Your love surrounds me everyday I live for You
You have brought Your freedom in my life
We can't rewind the past to undo what have we done, nor we can't fast forward the future to see what will come, because life is what you make it. You just have to learned to stand up when you fall. Smile when sadness comes. Love when hatreds are eating us up. It is simple as that but difficult to do.
I never thought I will come to the point of having those regrets. Regrets of pushing things into limit. Regrets of unable to wait for the right time. Regrets of putting my heart over my mind. I regretted living in my own fantasy, living in the world of dream, living in the words of love. I regretted surrendering half of my life putting myself into thinking that those dreams that I've always wanted to will do come true. Now, I'm hating myself. Hating myself for being like this. For being unable to move on, to let go, to be happy without depending to somebody else, to be honest that every single day that I woke-up, and every single night that I sleep, I'm still hurting, and to accept the fact that everything's just back to normal.
This my up and down full version story. I'm not asking you to enjoy it, I just want to share it.
It was March last year, school year almost end, I got his number from this friend of mine. At first, he's just a nobody else. The one who sent GM's, the one you can text when you felt like texting it. Just like that. As simple as that. Until September 2010, yes, I'm on my third year already, that was the time I fell in love with this guy. He has a girlfriend, I told myself "Think positive, magbebreak din yan". Funny right? But that's true. Until then I tried to be a good friend to him. But that made me want him even more. I fell with him deeply, so when he got his long time girlfriend, it hurts me. Because when the time came that I wanted to confess my feelings for him it's too late. I can't do it anymore. December 26, 2010. I asked God "Father, just let me do this, just let me tell this to him, and I'll disappear.". So December 26, that night at 11:43 pm I confessed to him. I told him that I love him, that I like I confessed to him. Of course I can;t expect something from him, he's in a relationship that's all. We had this something that I know even if its just for a short time, I've cherished every moment. Until it was April 2011, he and his girlfriend broke-up, th same thing he ended up every connections he had. For 14 months, I've been loving him. Googling his name for some blogs. Searching if he has a twitter. If he had his facebook activated again. Everything, I did to find him. Until it was December 2, 2011 at around 11:25 am, I took the risk of asking if he owns the number, and there it is, I found him at last! There I never waste every single moment I could have, every opportunity I could grab just to talk with him and so on, y'know that part already.

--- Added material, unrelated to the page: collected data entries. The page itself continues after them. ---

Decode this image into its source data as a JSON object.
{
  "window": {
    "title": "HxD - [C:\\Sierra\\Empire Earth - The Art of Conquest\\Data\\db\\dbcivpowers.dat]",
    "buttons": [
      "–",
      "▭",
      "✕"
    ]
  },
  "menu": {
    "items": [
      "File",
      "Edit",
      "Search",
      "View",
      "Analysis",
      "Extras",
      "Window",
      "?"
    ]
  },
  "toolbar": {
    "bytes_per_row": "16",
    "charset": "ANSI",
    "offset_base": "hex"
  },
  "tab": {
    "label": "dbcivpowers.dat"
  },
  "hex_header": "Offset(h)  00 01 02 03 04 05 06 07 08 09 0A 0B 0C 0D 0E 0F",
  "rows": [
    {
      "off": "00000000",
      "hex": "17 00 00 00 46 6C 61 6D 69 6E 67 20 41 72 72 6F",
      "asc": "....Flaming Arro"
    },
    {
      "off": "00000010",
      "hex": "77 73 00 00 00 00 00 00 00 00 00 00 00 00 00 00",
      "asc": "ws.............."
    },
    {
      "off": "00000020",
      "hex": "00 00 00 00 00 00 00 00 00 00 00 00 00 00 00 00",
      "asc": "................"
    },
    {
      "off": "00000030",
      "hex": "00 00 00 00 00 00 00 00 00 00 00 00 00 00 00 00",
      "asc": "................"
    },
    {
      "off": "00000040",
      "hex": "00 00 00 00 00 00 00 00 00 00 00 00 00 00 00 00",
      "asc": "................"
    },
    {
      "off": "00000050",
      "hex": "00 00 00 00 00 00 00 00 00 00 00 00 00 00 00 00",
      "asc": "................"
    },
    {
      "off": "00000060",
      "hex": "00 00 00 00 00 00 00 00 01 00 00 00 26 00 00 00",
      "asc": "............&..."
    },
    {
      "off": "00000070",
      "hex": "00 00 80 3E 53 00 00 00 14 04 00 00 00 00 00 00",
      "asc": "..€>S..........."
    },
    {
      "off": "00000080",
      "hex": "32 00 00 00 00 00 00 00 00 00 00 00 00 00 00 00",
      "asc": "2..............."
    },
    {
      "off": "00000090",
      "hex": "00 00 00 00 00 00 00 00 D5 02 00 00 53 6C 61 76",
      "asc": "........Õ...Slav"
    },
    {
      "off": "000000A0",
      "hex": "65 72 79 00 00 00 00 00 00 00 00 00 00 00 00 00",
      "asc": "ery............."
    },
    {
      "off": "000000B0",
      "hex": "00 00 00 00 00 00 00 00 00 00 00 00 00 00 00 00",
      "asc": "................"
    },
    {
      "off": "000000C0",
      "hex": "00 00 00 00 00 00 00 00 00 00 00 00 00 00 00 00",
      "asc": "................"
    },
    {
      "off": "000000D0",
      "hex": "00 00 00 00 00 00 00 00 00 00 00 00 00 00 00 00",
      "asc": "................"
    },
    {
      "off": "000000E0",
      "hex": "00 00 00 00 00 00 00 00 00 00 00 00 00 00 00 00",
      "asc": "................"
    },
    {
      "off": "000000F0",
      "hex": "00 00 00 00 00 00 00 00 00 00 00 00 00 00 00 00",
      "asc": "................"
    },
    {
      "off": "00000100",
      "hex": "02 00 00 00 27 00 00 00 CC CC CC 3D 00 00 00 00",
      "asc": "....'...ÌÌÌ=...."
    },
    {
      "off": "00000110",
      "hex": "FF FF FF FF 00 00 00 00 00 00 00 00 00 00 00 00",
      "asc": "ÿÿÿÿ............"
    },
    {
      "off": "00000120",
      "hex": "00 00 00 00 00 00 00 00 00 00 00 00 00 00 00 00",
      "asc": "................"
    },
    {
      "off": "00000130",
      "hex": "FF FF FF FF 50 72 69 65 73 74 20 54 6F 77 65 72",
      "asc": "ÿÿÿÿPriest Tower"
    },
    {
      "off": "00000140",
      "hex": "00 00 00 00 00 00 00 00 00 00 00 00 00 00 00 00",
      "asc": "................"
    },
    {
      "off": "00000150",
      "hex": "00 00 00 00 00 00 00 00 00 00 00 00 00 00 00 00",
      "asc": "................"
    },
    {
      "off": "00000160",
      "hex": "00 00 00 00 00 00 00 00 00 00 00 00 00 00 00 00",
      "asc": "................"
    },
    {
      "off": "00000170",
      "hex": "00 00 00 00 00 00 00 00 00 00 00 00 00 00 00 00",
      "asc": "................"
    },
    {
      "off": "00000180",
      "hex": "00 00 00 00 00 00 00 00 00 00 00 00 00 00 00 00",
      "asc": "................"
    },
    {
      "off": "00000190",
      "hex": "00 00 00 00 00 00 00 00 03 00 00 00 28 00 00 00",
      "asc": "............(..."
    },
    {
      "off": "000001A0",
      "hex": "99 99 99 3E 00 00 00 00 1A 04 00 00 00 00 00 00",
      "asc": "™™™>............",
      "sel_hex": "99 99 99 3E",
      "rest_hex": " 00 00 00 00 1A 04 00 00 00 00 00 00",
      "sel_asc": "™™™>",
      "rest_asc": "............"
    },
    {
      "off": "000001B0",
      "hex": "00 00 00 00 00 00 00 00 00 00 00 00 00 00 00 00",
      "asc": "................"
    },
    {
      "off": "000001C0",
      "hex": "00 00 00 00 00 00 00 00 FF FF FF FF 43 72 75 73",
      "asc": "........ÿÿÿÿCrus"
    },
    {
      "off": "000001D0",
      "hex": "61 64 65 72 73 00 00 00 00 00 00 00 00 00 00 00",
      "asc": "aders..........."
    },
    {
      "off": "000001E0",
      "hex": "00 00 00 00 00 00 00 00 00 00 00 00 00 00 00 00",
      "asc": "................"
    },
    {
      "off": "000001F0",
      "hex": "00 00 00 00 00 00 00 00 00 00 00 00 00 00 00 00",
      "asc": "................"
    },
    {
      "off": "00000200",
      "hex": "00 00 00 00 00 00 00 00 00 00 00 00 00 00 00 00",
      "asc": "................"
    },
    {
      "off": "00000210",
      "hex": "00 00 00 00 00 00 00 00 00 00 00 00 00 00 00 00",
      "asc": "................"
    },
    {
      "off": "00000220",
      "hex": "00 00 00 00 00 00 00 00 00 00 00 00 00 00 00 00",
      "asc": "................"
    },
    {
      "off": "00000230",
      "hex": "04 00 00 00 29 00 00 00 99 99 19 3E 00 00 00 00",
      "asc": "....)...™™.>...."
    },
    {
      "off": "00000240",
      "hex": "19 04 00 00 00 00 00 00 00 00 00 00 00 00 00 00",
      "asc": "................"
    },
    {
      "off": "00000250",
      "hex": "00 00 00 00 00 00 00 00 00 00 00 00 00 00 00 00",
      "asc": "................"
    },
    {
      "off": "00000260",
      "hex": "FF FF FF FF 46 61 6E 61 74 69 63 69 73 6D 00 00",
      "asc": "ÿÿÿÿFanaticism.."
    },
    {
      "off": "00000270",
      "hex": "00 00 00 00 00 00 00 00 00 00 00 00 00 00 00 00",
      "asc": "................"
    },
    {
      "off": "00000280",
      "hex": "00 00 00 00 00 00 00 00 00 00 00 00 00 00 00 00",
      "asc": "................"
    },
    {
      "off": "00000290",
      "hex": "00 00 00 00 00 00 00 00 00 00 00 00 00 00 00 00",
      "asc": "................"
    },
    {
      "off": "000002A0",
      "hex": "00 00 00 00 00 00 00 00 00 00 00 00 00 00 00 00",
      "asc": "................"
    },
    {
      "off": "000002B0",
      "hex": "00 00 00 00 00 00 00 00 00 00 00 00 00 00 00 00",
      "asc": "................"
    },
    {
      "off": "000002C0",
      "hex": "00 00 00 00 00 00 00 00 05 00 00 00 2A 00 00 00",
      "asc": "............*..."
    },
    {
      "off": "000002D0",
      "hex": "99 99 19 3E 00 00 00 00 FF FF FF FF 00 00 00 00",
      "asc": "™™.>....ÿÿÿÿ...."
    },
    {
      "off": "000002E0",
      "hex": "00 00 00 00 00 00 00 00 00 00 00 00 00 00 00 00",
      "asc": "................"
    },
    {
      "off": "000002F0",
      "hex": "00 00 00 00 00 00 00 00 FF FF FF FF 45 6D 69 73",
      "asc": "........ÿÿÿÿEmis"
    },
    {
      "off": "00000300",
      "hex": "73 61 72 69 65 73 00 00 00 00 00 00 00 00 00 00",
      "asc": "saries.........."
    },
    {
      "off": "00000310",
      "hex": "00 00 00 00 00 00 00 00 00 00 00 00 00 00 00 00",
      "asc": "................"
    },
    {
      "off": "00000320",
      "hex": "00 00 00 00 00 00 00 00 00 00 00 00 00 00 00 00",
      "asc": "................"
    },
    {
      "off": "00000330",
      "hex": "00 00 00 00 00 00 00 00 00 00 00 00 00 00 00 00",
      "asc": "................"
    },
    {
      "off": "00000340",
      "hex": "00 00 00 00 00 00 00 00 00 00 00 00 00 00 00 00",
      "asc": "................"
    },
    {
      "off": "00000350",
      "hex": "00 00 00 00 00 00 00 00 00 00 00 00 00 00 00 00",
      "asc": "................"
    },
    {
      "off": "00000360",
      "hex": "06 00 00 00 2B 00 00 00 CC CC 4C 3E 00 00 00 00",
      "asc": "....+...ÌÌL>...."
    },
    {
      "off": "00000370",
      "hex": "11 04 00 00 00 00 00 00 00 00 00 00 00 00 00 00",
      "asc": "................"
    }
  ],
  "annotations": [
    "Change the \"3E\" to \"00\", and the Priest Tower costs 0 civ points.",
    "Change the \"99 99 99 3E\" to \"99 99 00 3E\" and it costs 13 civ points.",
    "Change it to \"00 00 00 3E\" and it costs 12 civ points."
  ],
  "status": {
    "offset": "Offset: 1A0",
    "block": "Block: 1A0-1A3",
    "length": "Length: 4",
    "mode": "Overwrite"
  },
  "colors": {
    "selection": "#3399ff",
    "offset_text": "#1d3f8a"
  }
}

And now. here I am mumbling those thoughts. Reminiscing every delighted moment. Rereading every single texts saved. Every tweets. Thinking "How I wished I could just have this time machine and go back to that part of my life". Because inside this lady typing a blog post to share, is a crying lad, hoping that these things never happened, that those dreams had never shattered. And that everything is just fine as always.
I just hope to see a smiling me again, without faking it. Where in no matter how I tried to have a drama, I just smile. But I can;t change the reality. It is here, it's planned by Him. It's inevitable. I just have to DEAL with it. :)
"Thank you God for having him enter my life, it may gave me difficult times, I'm still thankful though."